Among the treasures, look for Summit Place, commemorating the historic gathering of world leaders in 1995, when Halifax hosted the G-7 Economic Summit. There's North America's oldest operating Naval Clock, which was built in 1767 and chimed at the Halifax Naval Dockyard from 1772 to 1993. You can visit the Ferry Terminal, which is hectic during rush hour with commuters coming and going to Dartmouth across the harbor. (It's also a cheap way to enjoy a sweeping city and harbor view.) The passenger-only ferry runs at least every half-hour, and the fare is C $2 (U.S. $1.60) per adult each way, cheaper for seniors and children age 5 to 15.

The waterfront's shopping core is located in and around the 3-block Historic Properties, near the Sheraton. These stout buildings of wood and stone are Canada's oldest surviving warehouses and were once the center of the city's booming shipping industry. Today, the historic architecture is stern enough to provide ballast for the somewhat precious boutiques and restaurants they now house. Especially appealing is the granite-and-ironstone Privateers' Warehouse, which dates from 1813.

If you're feeling that a pub-crawl might be in order, the Historic Properties area is also a good place to wander around after working hours in the early evening. There's a contagious energy that spills out of the handful of public houses, and you'll find a bustling camaraderie and live music.

On the Water
A number of boat tours depart from the Halifax waterfront. You can browse the offerings on Cable Wharf, near the foot of George Street, where many tour boats are based. On-the-water adventures range from 1-hour harbor tours (about C $12/U.S. $9.60) to 5-hour deep-sea fishing trips (about C $40/U.S. $32).

Murphy's on the Water (tel. 902-420-1015) runs the most extensive tour operation, with three boats and a choice of tours, ranging from a cocktail sailing cruise to whale-watching to tours of historic McNab's Island, located near the mouth of the harbor .

Peggy's Cove Express (tel. 902-422-4200) operates 4-hour scenic boat and bus tours from Cable Wharf to the popular fishing village of Peggy's Cove; a walking tour of the town is included as part of the adventure. Cost is about C $70 (U.S. $56) per adult.

Finally, the Harbour Hopper (tel. 902-490-8687) amphibious craft crosses both land and sea during a tour costing C $23 (U.S. $18) adults, C $20 to C $22 (U.S. $16-$17) students/seniors, C $14 (U.S. $11) children ages 6 to 13, C $7.95 (U.S. $6.50) children under 5. Families of four can travel for C $66 (U.S. $53).

The Citadel & Downtown
Downtown Halifax cascades 9 blocks down a slope between the imposing stone Citadel and the waterfront.
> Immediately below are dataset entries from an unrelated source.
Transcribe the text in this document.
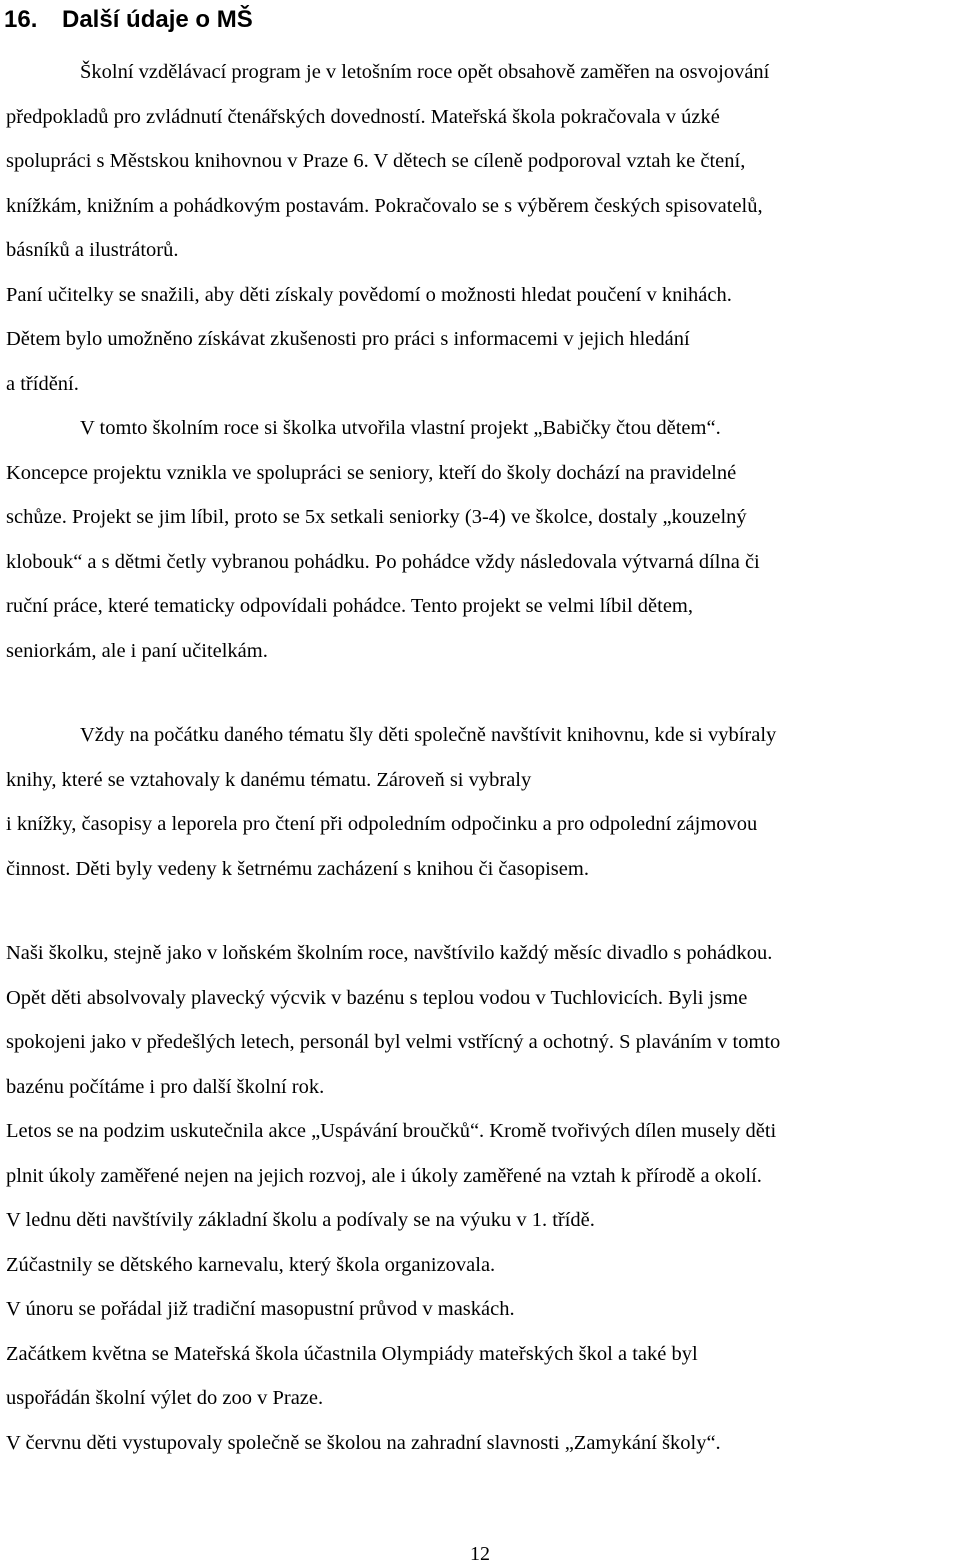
16. Další údaje o MŠ
Školní vzdělávací program je v letošním roce opět obsahově zaměřen na osvojování
předpokladů pro zvládnutí čtenářských dovedností. Mateřská škola pokračovala v úzké
spolupráci s Městskou knihovnou v Praze 6. V dětech se cíleně podporoval vztah ke čtení,
knížkám, knižním a pohádkovým postavám. Pokračovalo se s výběrem českých spisovatelů,
básníků a ilustrátorů.
Paní učitelky se snažili, aby děti získaly povědomí o možnosti hledat poučení v knihách.
Dětem bylo umožněno získávat zkušenosti pro práci s informacemi v jejich hledání
a třídění.
V tomto školním roce si školka utvořila vlastní projekt „Babičky čtou dětem“.
Koncepce projektu vznikla ve spolupráci se seniory, kteří do školy dochází na pravidelné
schůze. Projekt se jim líbil, proto se 5x setkali seniorky (3-4) ve školce, dostaly „kouzelný
klobouk“ a s dětmi četly vybranou pohádku. Po pohádce vždy následovala výtvarná dílna či
ruční práce, které tematicky odpovídali pohádce. Tento projekt se velmi líbil dětem,
seniorkám, ale i paní učitelkám.
Vždy na počátku daného tématu šly děti společně navštívit knihovnu, kde si vybíraly
knihy, které se vztahovaly k danému tématu. Zároveň si vybraly
i knížky, časopisy a leporela pro čtení při odpoledním odpočinku a pro odpolední zájmovou
činnost. Děti byly vedeny k šetrnému zacházení s knihou či časopisem.
Naši školku, stejně jako v loňském školním roce, navštívilo každý měsíc divadlo s pohádkou.
Opět děti absolvovaly plavecký výcvik v bazénu s teplou vodou v Tuchlovicích. Byli jsme
spokojeni jako v předešlých letech, personál byl velmi vstřícný a ochotný. S plaváním v tomto
bazénu počítáme i pro další školní rok.
Letos se na podzim uskutečnila akce „Uspávání broučků“. Kromě tvořivých dílen musely děti
plnit úkoly zaměřené nejen na jejich rozvoj, ale i úkoly zaměřené na vztah k přírodě a okolí.
V lednu děti navštívily základní školu a podívaly se na výuku v 1. třídě.
Zúčastnily se dětského karnevalu, který škola organizovala.
V únoru se pořádal již tradiční masopustní průvod v maskách.
Začátkem května se Mateřská škola účastnila Olympiády mateřských škol a také byl
uspořádán školní výlet do zoo v Praze.
V červnu děti vystupovaly společně se školou na zahradní slavnosti „Zamykání školy“.
12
There's no fast-and-ready tour route; don't hesitate to follow your own desultory course, alternately ducking down quiet streets and striding along busy arteries. A good spot to regain your bearings periodically is the Grand Parade, where military recruits once practiced their drills. It's a lovely urban landscape — a broad terrace carved into the hill, presided over on either end by St. Paul's and Halifax's City Hall. The sandstone city hall was built between 1887 and 1890, and is exuberantly abristle with the usual Victorian architectural gewgaws, like a prominent clock tower, dormers, pediments, arched windows, pilasters, and Corinthian columns. Alas, there's not much to see inside. If the weather is nice, the Grand Parade is also a prime spot to bring an alfresco lunch and enjoy some people-watching.